17. PT Permata Hijau Palm Oleo menerima dana insentif biodiesel dari BPDPKS sebesar Rp2,63 triliun sepanjang 2017-2020. Angka itu terdiri dari Rp392 miliar pada 2017, 212,7 miliar pada 2018, Rp109,8 miliar pada 2019, dan Rp1,35 triliun pada 2020.

18. PT Sinarmas Bio Energy dalam periode 2017-2020 menerima sekitar Rp1,61 triliun. Besaran itu terdiri dari insentif sebesar Rp108,54 miliar pada 2017, Rp270,24 miliar pada 2018, Rp98,61 miliar pada 2019, dan Rp1,14 triliun pada 2020.

19. PT SMART Tbk dalam periode 2016-2020 menerima sekitar Rp2,41 triliun.

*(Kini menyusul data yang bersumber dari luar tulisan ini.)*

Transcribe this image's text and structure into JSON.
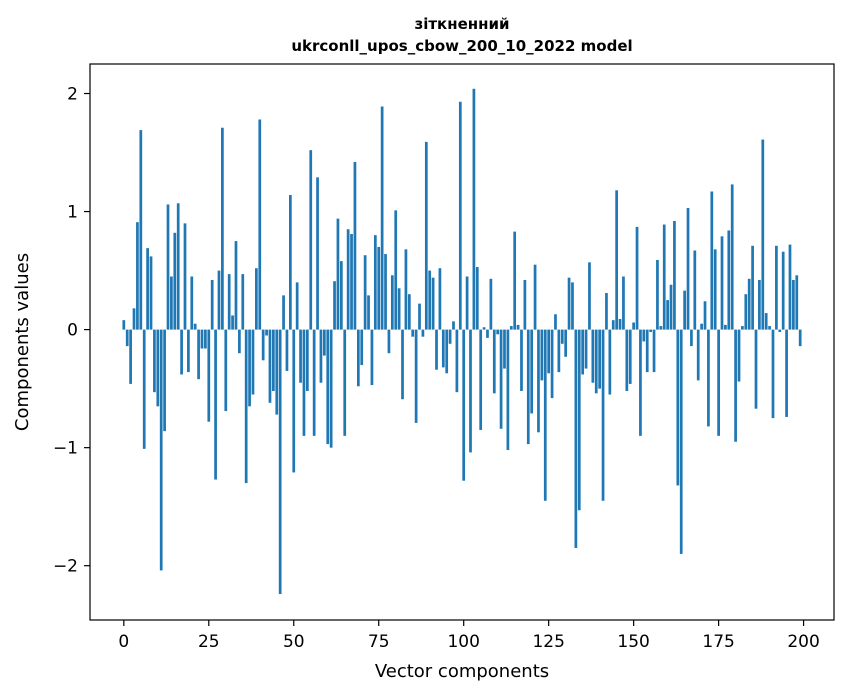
{
  "chart_data": {
    "type": "bar",
    "title": "зіткненний",
    "subtitle": "ukrconll_upos_cbow_200_10_2022 model",
    "xlabel": "Vector components",
    "ylabel": "Components values",
    "xlim": [
      -9.95,
      208.95
    ],
    "ylim": [
      -2.46,
      2.25
    ],
    "xticks": [
      0,
      25,
      50,
      75,
      100,
      125,
      150,
      175,
      200
    ],
    "xtick_labels": [
      "0",
      "25",
      "50",
      "75",
      "100",
      "125",
      "150",
      "175",
      "200"
    ],
    "yticks": [
      2,
      1,
      0,
      -1,
      -2
    ],
    "ytick_labels": [
      "2",
      "1",
      "0",
      "−1",
      "−2"
    ],
    "bar_color": "#1f77b4",
    "grid": false,
    "legend": "none",
    "x": [
      0,
      1,
      2,
      3,
      4,
      5,
      6,
      7,
      8,
      9,
      10,
      11,
      12,
      13,
      14,
      15,
      16,
      17,
      18,
      19,
      20,
      21,
      22,
      23,
      24,
      25,
      26,
      27,
      28,
      29,
      30,
      31,
      32,
      33,
      34,
      35,
      36,
      37,
      38,
      39,
      40,
      41,
      42,
      43,
      44,
      45,
      46,
      47,
      48,
      49,
      50,
      51,
      52,
      53,
      54,
      55,
      56,
      57,
      58,
      59,
      60,
      61,
      62,
      63,
      64,
      65,
      66,
      67,
      68,
      69,
      70,
      71,
      72,
      73,
      74,
      75,
      76,
      77,
      78,
      79,
      80,
      81,
      82,
      83,
      84,
      85,
      86,
      87,
      88,
      89,
      90,
      91,
      92,
      93,
      94,
      95,
      96,
      97,
      98,
      99,
      100,
      101,
      102,
      103,
      104,
      105,
      106,
      107,
      108,
      109,
      110,
      111,
      112,
      113,
      114,
      115,
      116,
      117,
      118,
      119,
      120,
      121,
      122,
      123,
      124,
      125,
      126,
      127,
      128,
      129,
      130,
      131,
      132,
      133,
      134,
      135,
      136,
      137,
      138,
      139,
      140,
      141,
      142,
      143,
      144,
      145,
      146,
      147,
      148,
      149,
      150,
      151,
      152,
      153,
      154,
      155,
      156,
      157,
      158,
      159,
      160,
      161,
      162,
      163,
      164,
      165,
      166,
      167,
      168,
      169,
      170,
      171,
      172,
      173,
      174,
      175,
      176,
      177,
      178,
      179,
      180,
      181,
      182,
      183,
      184,
      185,
      186,
      187,
      188,
      189,
      190,
      191,
      192,
      193,
      194,
      195,
      196,
      197,
      198,
      199
    ],
    "values": [
      0.08,
      -0.14,
      -0.46,
      0.18,
      0.91,
      1.69,
      -1.01,
      0.69,
      0.62,
      -0.53,
      -0.65,
      -2.04,
      -0.86,
      1.06,
      0.45,
      0.82,
      1.07,
      -0.38,
      0.9,
      -0.36,
      0.45,
      0.05,
      -0.42,
      -0.16,
      -0.16,
      -0.78,
      0.42,
      -1.27,
      0.5,
      1.71,
      -0.69,
      0.47,
      0.12,
      0.75,
      -0.2,
      0.47,
      -1.3,
      -0.65,
      -0.55,
      0.52,
      1.78,
      -0.26,
      -0.05,
      -0.62,
      -0.52,
      -0.72,
      -2.24,
      0.29,
      -0.35,
      1.14,
      -1.21,
      0.4,
      -0.45,
      -0.9,
      -0.52,
      1.52,
      -0.9,
      1.29,
      -0.45,
      -0.22,
      -0.97,
      -1.0,
      0.41,
      0.94,
      0.58,
      -0.9,
      0.85,
      0.81,
      1.42,
      -0.48,
      -0.3,
      0.63,
      0.29,
      -0.47,
      0.8,
      0.7,
      1.89,
      0.64,
      -0.2,
      0.46,
      1.01,
      0.35,
      -0.59,
      0.68,
      0.3,
      -0.06,
      -0.79,
      0.22,
      -0.06,
      1.59,
      0.5,
      0.44,
      -0.34,
      0.52,
      -0.32,
      -0.37,
      -0.12,
      0.07,
      -0.53,
      1.93,
      -1.28,
      0.45,
      -1.04,
      2.04,
      0.53,
      -0.85,
      0.02,
      -0.07,
      0.43,
      -0.54,
      -0.04,
      -0.84,
      -0.33,
      -1.02,
      0.03,
      0.83,
      0.04,
      -0.52,
      0.42,
      -0.97,
      -0.71,
      0.55,
      -0.87,
      -0.43,
      -1.45,
      -0.37,
      -0.58,
      0.13,
      -0.36,
      -0.12,
      -0.23,
      0.44,
      0.4,
      -1.85,
      -1.53,
      -0.38,
      -0.33,
      0.57,
      -0.45,
      -0.54,
      -0.5,
      -1.45,
      0.31,
      -0.55,
      0.08,
      1.18,
      0.09,
      0.45,
      -0.52,
      -0.46,
      0.06,
      0.87,
      -0.9,
      -0.1,
      -0.36,
      -0.02,
      -0.36,
      0.59,
      0.03,
      0.89,
      0.25,
      0.38,
      0.92,
      -1.32,
      -1.9,
      0.33,
      1.03,
      -0.14,
      0.67,
      -0.43,
      0.05,
      0.24,
      -0.82,
      1.17,
      0.68,
      -0.9,
      0.79,
      0.04,
      0.84,
      1.23,
      -0.95,
      -0.44,
      0.03,
      0.3,
      0.43,
      0.71,
      -0.67,
      0.42,
      1.61,
      0.14,
      0.03,
      -0.75,
      0.71,
      -0.02,
      0.66,
      -0.74,
      0.72,
      0.42,
      0.46,
      -0.14
    ]
  }
}
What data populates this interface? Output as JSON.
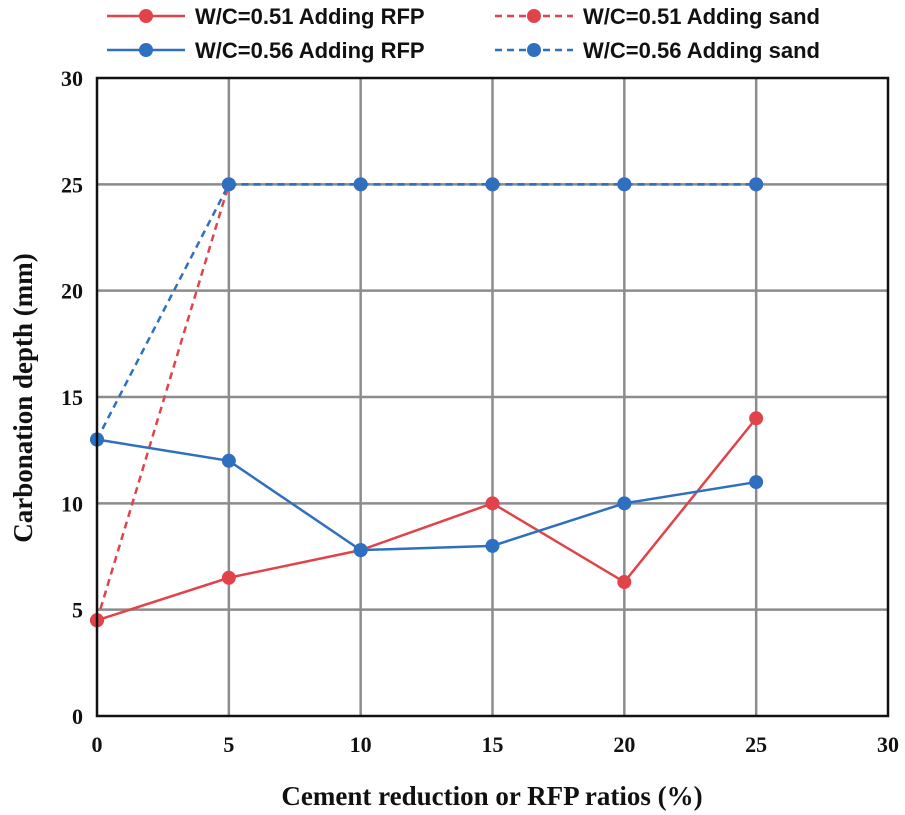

Besaran itu terdiri dari insentif sebesar Rp366,43 miliar pada 2016, Rp489,2 miliar pada 2017, Rp251,1 miliar pada 2018, Rp151,6 miliar pada 2019, dan Rp1,16 triliun pada 2020.

20. PT Tunas Baru Lampung Tbk menerima insentif dari BPDPKS sekitar Rp2,08 triliun sepanjang 2016-2020. Angka itu terdiri dari insentif Rp253 miliar pada 2016, Rp370 miliar pada 2017, Rp208 miliar pada 2018, Rp143,9 miliar pada 2019, Rp1,11 triliun pada 2020.

21. PT Kutai Refinery Nusantara mendapatkan aliran dana dari BPDPKS sebesar Rp1,31 triliun sejak 2017 sampai 2020. Rinciannya, Kutai Refinery mengantongi insentif sebesar Rp53,93 miliar pada 2017, Rp203,7 miliar pada 2018, Rp109,6 miliar pada 2019, dan Rp944 miliar pada 2020.

22. PT Primanusa Palma Energi hanya mendapatkan insentif biofuel sebesar Rp209,9 miliar pada 2016.

23. PT Indo Biofuels menerima dana insentif biofuel sebesar Rp22,3 miliar pada 2016.